Irish children's song

"Weela Weela Walya", also called "Weila Waile", "Wella Wallia" or "The River Saile", is an Irish schoolyard song that tells the story of an infanticide in a light-hearted way. It was popularised in the 1960s by Irish folk bands the Dubliners and the Clancy Brothers.

==Origin==
The song is a variation of a murder ballad called "The Cruel Mother" or "The Greenwood Side" (Child 20, Roud 9), but in an up-tempo version sung by children in the schoolyard. As in several versions of "The Cruel Mother", the woman stabs the baby in the heart using "a penknife long and sharp," but whereas in "The Cruel Mother" the woman is visited by the ghosts of the children she killed, in "Weela Weela Walya" it is "two policeman and a man" (two uniformed police and a detective, or possibly a psychiatrist), who come to her door and arrest her for the murder. Neither this version nor any adult Irish version is found in Child's English and Scottish Popular Ballads, but it is listed in the Roud Folk Song Index. The song was popular with Irish Traveller children. A similar song, "Old Mother Lee", is sung in playgrounds in Liverpool.

The refrain "Weile Weile Waile" (/'wi:ljae 'wi:ljae 'wQ:l.jae/) is a version of the Middle English expression of grief "wellaway!" (Old English wā lā wā, "woe, la!, woe).

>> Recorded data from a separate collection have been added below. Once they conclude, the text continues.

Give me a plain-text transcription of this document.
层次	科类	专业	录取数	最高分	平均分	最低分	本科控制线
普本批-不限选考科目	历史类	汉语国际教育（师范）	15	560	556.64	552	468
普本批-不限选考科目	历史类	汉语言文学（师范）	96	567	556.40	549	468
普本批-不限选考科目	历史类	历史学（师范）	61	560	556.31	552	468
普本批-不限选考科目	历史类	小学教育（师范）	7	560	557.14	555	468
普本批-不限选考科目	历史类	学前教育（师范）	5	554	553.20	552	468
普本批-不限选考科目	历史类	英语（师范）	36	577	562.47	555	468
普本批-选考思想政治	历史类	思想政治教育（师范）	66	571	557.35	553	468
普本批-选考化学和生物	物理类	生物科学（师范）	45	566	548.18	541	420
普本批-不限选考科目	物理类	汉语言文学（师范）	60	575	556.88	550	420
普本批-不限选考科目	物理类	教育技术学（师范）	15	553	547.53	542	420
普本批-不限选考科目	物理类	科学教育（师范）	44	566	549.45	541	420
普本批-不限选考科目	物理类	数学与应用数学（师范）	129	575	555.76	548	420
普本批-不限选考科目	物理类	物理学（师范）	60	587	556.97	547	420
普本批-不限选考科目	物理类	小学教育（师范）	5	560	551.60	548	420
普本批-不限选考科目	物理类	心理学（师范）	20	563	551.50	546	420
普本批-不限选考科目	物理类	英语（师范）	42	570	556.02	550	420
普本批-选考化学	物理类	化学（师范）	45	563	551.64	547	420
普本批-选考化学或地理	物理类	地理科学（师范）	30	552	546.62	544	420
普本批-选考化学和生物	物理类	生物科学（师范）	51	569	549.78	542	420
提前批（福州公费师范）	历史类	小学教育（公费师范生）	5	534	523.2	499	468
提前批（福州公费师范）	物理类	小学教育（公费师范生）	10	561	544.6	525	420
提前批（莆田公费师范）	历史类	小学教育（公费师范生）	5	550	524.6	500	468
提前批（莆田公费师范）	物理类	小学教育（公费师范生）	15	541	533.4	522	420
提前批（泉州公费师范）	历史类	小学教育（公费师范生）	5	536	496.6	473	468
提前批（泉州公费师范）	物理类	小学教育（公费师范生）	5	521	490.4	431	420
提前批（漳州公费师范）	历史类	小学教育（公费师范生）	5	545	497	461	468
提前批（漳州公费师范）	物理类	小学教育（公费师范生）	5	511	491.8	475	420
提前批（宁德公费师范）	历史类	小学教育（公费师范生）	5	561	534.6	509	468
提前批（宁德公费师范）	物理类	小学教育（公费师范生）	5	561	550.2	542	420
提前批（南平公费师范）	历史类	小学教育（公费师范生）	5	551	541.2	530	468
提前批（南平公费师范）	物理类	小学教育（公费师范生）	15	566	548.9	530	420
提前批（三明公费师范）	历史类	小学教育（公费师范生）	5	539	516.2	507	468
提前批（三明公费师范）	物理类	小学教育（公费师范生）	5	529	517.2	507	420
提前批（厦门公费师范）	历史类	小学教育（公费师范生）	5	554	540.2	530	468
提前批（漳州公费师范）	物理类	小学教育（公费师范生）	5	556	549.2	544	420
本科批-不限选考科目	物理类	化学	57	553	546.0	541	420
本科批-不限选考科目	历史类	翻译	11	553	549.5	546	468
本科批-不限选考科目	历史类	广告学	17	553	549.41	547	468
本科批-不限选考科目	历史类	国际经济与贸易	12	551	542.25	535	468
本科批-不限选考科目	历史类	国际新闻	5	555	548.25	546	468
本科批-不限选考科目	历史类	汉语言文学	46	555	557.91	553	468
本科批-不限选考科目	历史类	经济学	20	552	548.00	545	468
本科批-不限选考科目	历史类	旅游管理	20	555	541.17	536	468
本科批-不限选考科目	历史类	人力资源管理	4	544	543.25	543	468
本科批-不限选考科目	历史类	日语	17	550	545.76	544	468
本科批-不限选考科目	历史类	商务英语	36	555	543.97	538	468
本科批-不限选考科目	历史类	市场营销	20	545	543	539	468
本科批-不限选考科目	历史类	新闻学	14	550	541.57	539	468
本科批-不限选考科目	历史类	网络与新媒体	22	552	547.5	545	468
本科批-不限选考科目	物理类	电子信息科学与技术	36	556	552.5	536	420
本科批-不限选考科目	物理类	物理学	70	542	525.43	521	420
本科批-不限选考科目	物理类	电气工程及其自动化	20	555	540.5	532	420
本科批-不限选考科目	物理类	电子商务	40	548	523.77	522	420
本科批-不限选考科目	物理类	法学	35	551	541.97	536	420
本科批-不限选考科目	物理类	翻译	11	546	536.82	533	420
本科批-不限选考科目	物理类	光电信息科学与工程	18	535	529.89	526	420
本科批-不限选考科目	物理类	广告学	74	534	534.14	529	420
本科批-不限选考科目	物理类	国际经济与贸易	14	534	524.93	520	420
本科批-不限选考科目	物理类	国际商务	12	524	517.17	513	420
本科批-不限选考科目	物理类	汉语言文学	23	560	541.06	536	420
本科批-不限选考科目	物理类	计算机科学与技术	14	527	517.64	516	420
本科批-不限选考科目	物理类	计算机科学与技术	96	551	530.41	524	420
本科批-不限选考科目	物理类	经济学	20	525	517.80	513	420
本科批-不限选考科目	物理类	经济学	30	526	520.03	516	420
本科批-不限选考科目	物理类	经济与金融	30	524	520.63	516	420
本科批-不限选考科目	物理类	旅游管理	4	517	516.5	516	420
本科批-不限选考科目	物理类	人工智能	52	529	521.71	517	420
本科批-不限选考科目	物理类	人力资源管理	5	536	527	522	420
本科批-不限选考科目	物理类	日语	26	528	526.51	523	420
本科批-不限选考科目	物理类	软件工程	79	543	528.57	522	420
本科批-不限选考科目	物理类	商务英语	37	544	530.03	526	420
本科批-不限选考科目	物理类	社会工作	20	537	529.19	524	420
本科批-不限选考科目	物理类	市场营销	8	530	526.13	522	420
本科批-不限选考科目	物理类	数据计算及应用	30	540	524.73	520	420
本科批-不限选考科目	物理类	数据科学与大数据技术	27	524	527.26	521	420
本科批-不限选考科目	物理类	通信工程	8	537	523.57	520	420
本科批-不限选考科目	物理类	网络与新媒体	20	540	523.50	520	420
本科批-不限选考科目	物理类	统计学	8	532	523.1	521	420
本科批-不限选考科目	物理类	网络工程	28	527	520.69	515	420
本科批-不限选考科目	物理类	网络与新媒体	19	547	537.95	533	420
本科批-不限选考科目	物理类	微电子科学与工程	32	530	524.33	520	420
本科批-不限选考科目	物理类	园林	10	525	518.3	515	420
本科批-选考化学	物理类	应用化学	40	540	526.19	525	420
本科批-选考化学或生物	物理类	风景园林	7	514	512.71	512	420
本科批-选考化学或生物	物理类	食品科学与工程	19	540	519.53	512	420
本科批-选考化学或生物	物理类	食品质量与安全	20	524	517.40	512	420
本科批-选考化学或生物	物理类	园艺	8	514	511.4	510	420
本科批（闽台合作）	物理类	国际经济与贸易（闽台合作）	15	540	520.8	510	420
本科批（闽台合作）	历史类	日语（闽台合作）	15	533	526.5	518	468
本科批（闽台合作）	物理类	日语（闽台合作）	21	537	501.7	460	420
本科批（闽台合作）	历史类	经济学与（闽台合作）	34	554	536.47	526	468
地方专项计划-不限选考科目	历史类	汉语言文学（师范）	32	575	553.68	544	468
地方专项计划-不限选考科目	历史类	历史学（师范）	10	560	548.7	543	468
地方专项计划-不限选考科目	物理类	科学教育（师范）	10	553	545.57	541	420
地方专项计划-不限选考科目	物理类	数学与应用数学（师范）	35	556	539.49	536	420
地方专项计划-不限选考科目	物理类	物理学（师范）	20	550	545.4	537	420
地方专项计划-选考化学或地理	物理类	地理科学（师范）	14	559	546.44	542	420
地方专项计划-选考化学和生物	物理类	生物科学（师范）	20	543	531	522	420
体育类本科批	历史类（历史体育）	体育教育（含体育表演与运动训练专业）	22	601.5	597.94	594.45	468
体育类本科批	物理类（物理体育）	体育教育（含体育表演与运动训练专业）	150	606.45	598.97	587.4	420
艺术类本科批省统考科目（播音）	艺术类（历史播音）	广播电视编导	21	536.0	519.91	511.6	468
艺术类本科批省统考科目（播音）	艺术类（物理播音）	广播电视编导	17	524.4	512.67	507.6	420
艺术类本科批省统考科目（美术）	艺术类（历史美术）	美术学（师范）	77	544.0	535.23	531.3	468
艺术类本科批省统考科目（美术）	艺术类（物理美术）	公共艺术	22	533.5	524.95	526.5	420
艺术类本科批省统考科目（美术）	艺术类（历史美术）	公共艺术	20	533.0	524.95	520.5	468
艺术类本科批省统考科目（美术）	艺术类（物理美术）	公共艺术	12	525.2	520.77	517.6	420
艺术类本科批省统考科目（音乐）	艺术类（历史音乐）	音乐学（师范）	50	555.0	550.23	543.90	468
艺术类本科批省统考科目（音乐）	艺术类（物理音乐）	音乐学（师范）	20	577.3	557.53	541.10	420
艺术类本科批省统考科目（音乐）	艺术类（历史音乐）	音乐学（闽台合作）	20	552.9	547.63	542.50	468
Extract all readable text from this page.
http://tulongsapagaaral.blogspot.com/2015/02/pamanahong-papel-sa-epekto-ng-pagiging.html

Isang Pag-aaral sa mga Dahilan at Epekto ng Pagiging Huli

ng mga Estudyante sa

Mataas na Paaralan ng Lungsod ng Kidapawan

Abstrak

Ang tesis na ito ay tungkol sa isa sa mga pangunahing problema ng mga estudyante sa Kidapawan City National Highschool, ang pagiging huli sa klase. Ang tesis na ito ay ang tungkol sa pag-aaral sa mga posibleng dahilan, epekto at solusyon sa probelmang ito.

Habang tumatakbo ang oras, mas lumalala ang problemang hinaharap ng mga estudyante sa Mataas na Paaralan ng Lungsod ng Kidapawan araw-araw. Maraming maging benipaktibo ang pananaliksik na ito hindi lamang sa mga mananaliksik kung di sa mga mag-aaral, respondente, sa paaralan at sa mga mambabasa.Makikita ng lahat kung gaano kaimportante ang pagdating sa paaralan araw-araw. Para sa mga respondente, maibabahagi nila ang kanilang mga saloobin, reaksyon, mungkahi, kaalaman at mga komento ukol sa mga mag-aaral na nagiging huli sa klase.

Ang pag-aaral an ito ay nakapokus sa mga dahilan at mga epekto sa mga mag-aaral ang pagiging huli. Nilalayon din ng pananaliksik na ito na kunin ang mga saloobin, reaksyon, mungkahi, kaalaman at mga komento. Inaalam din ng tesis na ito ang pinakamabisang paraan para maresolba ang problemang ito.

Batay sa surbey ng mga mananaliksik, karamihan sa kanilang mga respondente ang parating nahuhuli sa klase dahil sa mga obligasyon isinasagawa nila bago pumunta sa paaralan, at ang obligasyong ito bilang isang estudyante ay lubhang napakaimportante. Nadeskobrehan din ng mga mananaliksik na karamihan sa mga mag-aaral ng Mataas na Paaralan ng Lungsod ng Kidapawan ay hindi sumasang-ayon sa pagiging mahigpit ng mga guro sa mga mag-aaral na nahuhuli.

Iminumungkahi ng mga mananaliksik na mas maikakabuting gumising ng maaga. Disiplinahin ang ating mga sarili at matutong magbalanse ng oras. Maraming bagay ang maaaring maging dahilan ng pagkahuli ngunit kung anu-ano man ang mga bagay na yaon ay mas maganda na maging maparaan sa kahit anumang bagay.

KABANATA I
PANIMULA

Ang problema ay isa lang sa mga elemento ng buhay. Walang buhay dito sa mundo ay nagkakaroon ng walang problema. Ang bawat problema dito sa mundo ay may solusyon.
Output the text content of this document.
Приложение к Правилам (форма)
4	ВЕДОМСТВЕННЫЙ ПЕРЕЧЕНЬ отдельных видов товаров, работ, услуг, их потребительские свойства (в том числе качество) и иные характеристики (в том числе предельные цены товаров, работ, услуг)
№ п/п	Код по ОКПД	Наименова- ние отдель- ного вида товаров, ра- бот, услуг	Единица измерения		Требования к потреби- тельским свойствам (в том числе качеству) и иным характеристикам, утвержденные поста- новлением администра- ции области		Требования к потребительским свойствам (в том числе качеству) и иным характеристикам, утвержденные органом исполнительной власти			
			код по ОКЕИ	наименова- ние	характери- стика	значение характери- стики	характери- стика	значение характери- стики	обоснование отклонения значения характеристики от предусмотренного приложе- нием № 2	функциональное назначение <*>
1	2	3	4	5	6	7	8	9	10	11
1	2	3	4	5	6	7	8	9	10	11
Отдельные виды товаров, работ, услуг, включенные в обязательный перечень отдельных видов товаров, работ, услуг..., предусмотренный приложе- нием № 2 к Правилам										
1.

The name "Saile" comes from the Irish word "salach" meaning dirty. It's an alternate name for the river Poddle which runs from the Dublin hills to join the river Liffey. Historically it was used for industry and also an open sewer and was very dirty (Salach).
There are some old stories about a child's body being found in the river. The name Saile may also come from the Irish “sáile” which means salt-water or seawater.

==Performances==
The song was recorded by the Clancy Brothers as "Wella Wallia" on Recorded Live in Ireland (1965), and as "Weila Waile" by the Dubliners on their 1967 album A Drop of the Hard Stuff. It was a popular part of the Dubliners' repertoire for decades, appearing on several of their live albums, and was sung at the funeral of Ronnie Drew in 2008.
Virgin Prunes' singers Guggi and Gavin Friday sang a version of the song in the 1981 video Sons Find Devils, titled "Bernie and Attricia Sing" on the related live album.

==Lyrics==

There was an old woman and she lived in the woods
Weela Weela Walya
There was an old woman and she lived in the woods
Down by the river Saile.

She had a baby three months old
Weela Weela Walya
She had a baby three months old
Down by the river Saile.

She had a penknife long and sharp
Weela Weela Walya
She had a penknife long and sharp
Down by the river Saile.

She stuck the penknife in the baby's heart
Weela Weela Walya
She stuck the penknife in the baby's heart
Down by the river Saile.

Three loud knocks came a'knocking on the door
Weela Weela Walya
Three loud knocks came a'knocking on the door
Down by the river Saile.

Two policemen and a man
Weela Weela Walya
Two policemen and a man
Down by the river Saile.

"Are you the woman that killed the child?"
Weela Weela Walya
"Are you the woman that killed the child?"
Down by the river Saile.

"I am the woman that killed the child"
Weela Weela Walya
"I am the woman that killed the child"
Down by the river Saile.

They took her away and they put her in jail
Weela Weela Walya
They took her away and they put her in jail
Down by the river Saile.

Alternate Ending:
They took her up and strung her by the neck
Weela Weela Walya
They took her up and strung her by the neck
Down by the river Saile.

And that was the end of the woman in the woods
Weela Weela Walya
And that was the end of the woman in the woods
Down by the river Saile.

==In culture==
The song's morbid theme of infanticide, juxtaposed with its childish nature, has made it popular as a cultural reference. It is mentioned in Sebastian Barry's novel Annie Dunne, Hannah Kent's novel The Good People, Bernard MacLaverty 's Grace Notes and Daniel Shortell's novel th!s, and forms a substantial inspiration for the film The Hole in the Ground, which also features Lisa Hannigan's version of the song. The song features in the 2023 film The Miracle Club, where it introduces discussion of abortion experiences. A version of this song is sung by Liam Neeson in the third chapter ("Meal Ticket") of the 2018 American Western anthology film, The Ballad of Buster Scruggs.